ER: One of the most important things for me was spending time in the neighborhood and seeing what makes people happy. I wanted to grown into this area. We turn the music up a bit and make it a little loud at the bar. There's some great soul music playing, and we're OK with people laughing, eating with their hands, and feeling comfortable.
A lot of people go out to eat and have the dining experience be the focus. We really welcome that. At the same time, we hope people come here because it offers them a venue that's a continuation of their social circle. They can escape from their office. You can think about the meal and geek out as much as you want, but it can just be a bar you can come to over and over again.
Bryce, this is your first solo project. How nerve-wrecking is it?
BS: More than anything, I'm just happy. New experiences are nerve-wrecking, but I've finally gotten what I wanted, and that is the biggest feeling.
How do you work together? Is it collaborative, or do you just do your own thing?

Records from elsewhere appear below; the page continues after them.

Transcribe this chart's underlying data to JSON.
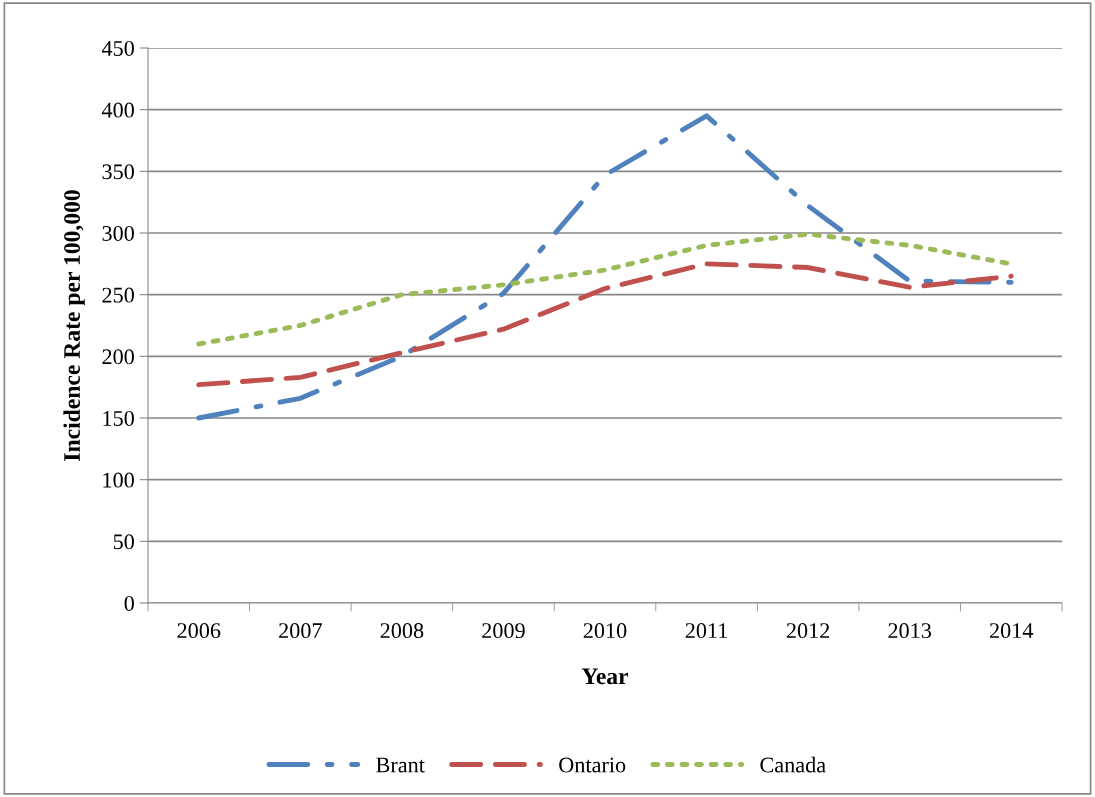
{
  "chart_data": {
    "type": "line",
    "xlabel": "Year",
    "ylabel": "Incidence Rate per 100,000",
    "categories": [
      "2006",
      "2007",
      "2008",
      "2009",
      "2010",
      "2011",
      "2012",
      "2013",
      "2014"
    ],
    "series": [
      {
        "name": "Brant",
        "color": "#4f81bd",
        "line_style": "dashdot",
        "values": [
          150,
          166,
          200,
          251,
          347,
          395,
          322,
          261,
          260
        ]
      },
      {
        "name": "Ontario",
        "color": "#c0504d",
        "line_style": "dashed",
        "values": [
          177,
          183,
          203,
          222,
          255,
          275,
          272,
          256,
          265
        ]
      },
      {
        "name": "Canada",
        "color": "#9bbb59",
        "line_style": "dotted",
        "values": [
          210,
          225,
          250,
          258,
          270,
          290,
          299,
          290,
          275
        ]
      }
    ],
    "ylim": [
      0,
      450
    ],
    "yticks": [
      0,
      50,
      100,
      150,
      200,
      250,
      300,
      350,
      400,
      450
    ],
    "grid": "y",
    "legend": "bottom",
    "marker": "none"
  }
}
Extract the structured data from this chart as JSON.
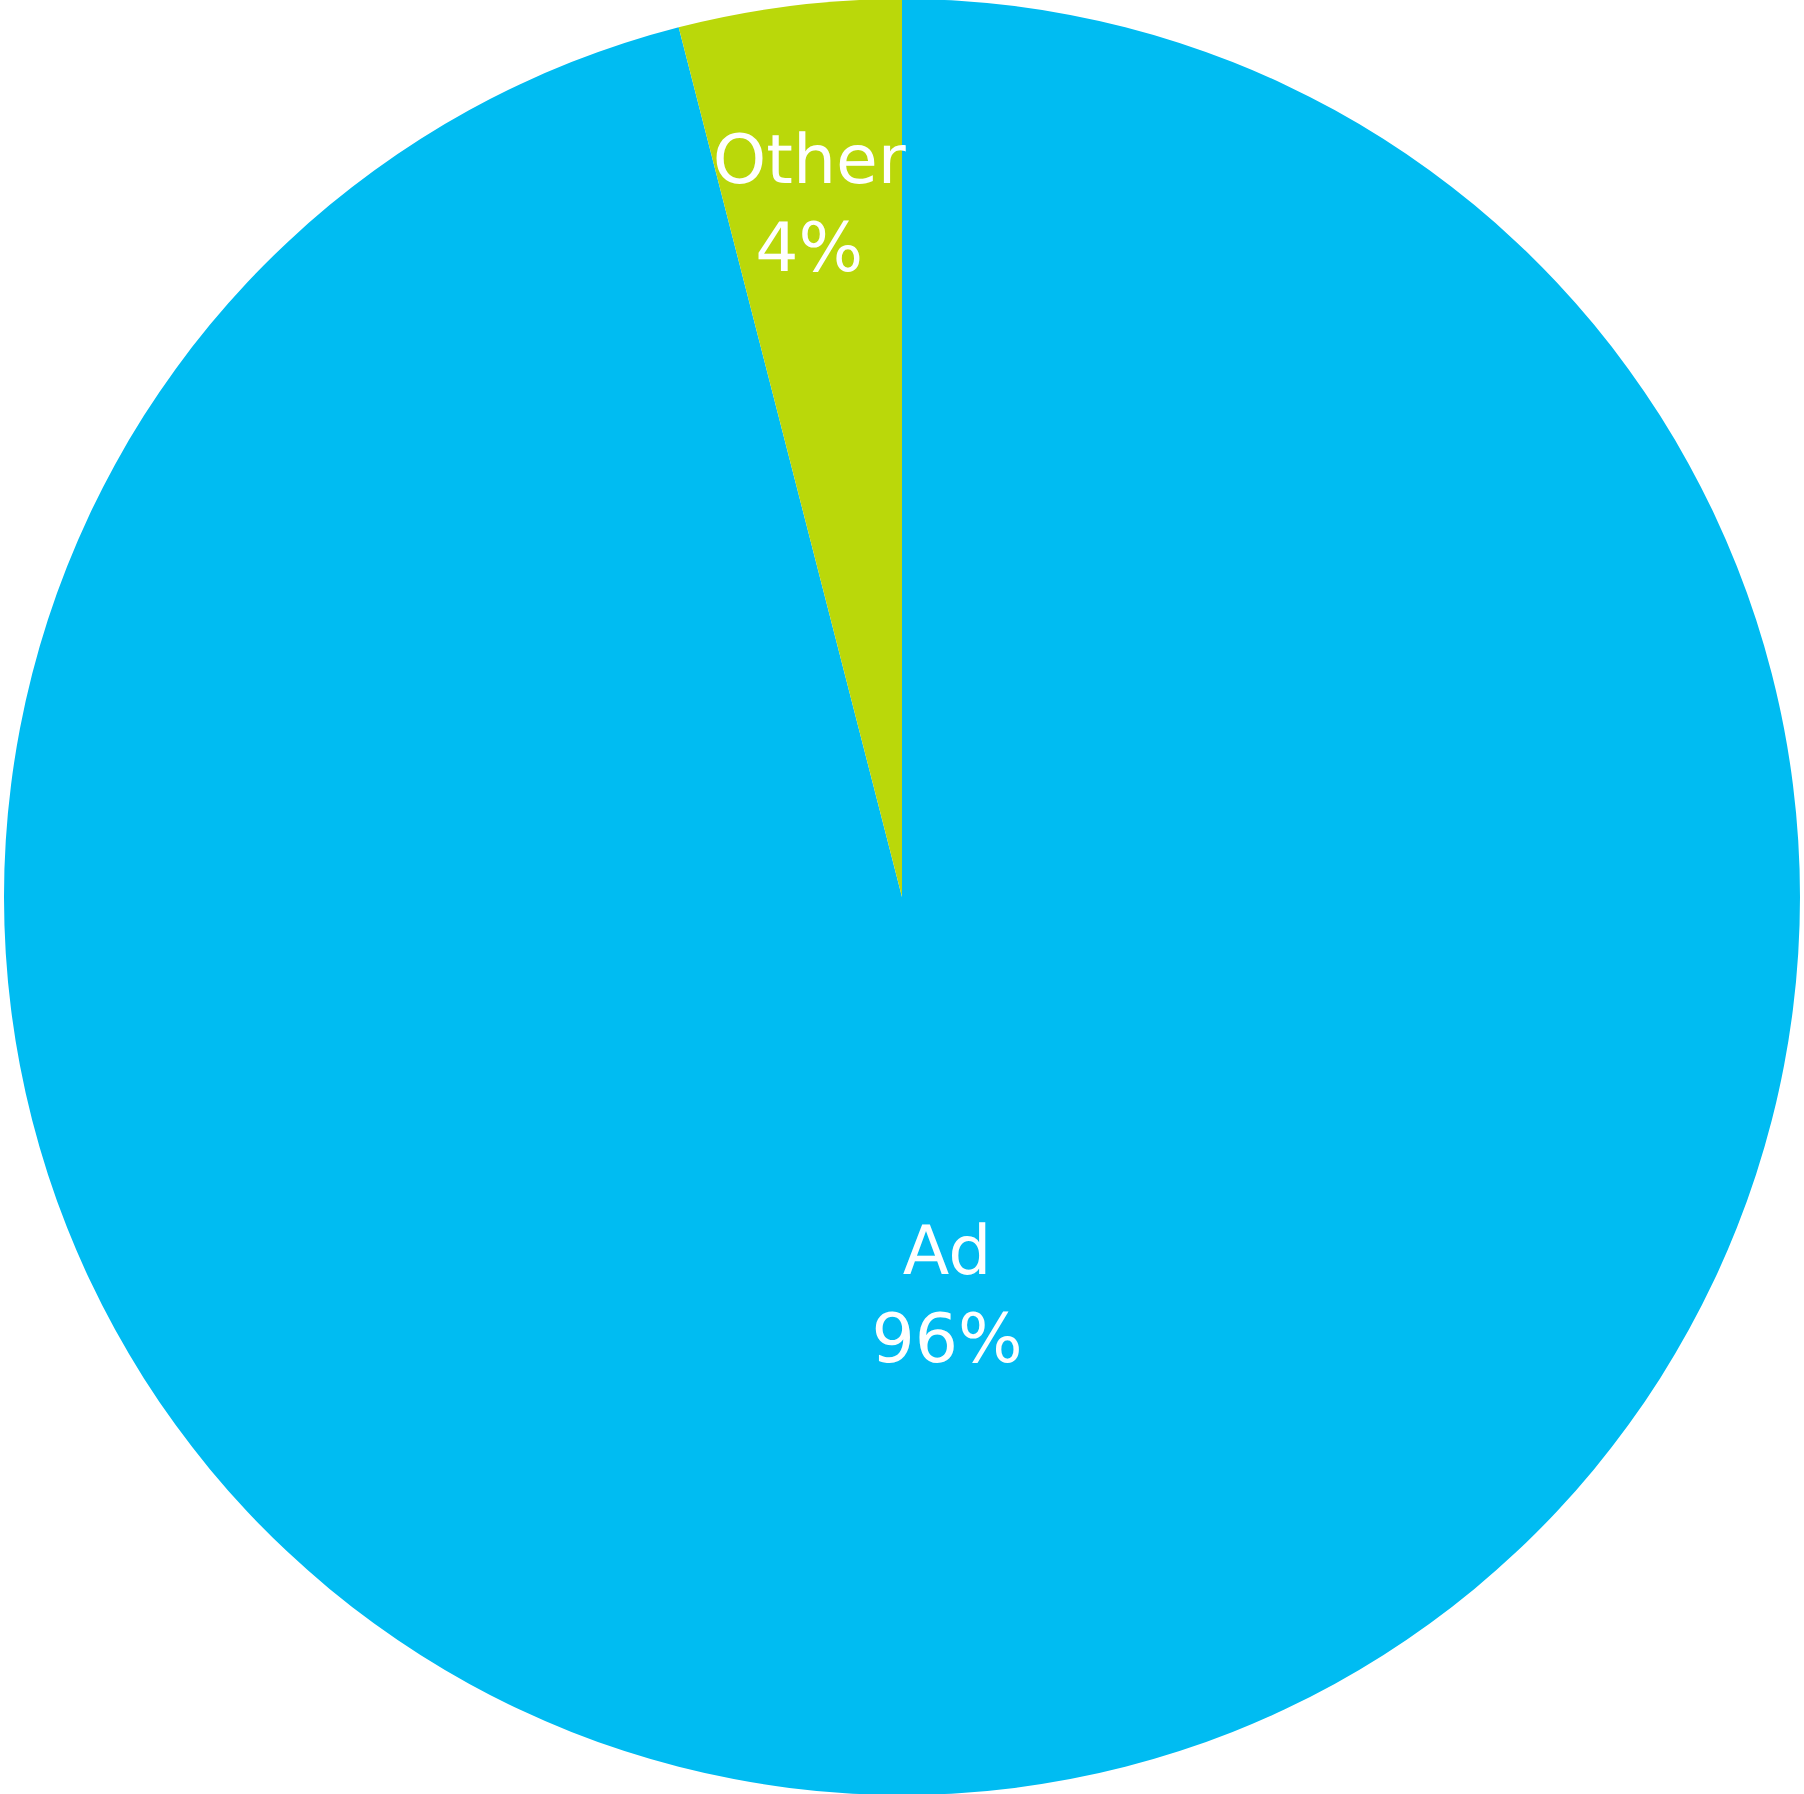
{
  "chart_data": {
    "type": "pie",
    "categories": [
      "Ad",
      "Other"
    ],
    "values": [
      96,
      4
    ],
    "colors": [
      "#00bcf2",
      "#bad80a"
    ],
    "value_labels": [
      "96%",
      "4%"
    ]
  }
}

ER: It's very collaborative, but there's also a tremendous element of trust. There's never a time when I look at my phone and get bummed out or frustrated because Bryce is calling me. I look forward to that no matter what. He has my back.
BS: We've been presented with a lot situations where a decision has to be made, and we'll almost immediately say the same thing. Very rarely do we disagree intensely.
ER: And when we do disagree, it's easy to defer. His knowledge of music dwarfs mine, for example. At other restaurants I've had a bigger impact there, but I see Bryce's passion for it and it's easy for me to let him handle it.
BS: I've been collecting records forever, since my dad would collect used books. He'd get the books at yard sales, and I'd get the records. I always wanted to be a DJ. We started out with a lot of jazz music here that I had transferred from vinyl, and then we realized it wasn't working and switched to soul.
ER: This is so new and fresh for both of us, and I want people to know that we are going to work to keep changing and growing. This hopefully will be a different restaurant a year from now.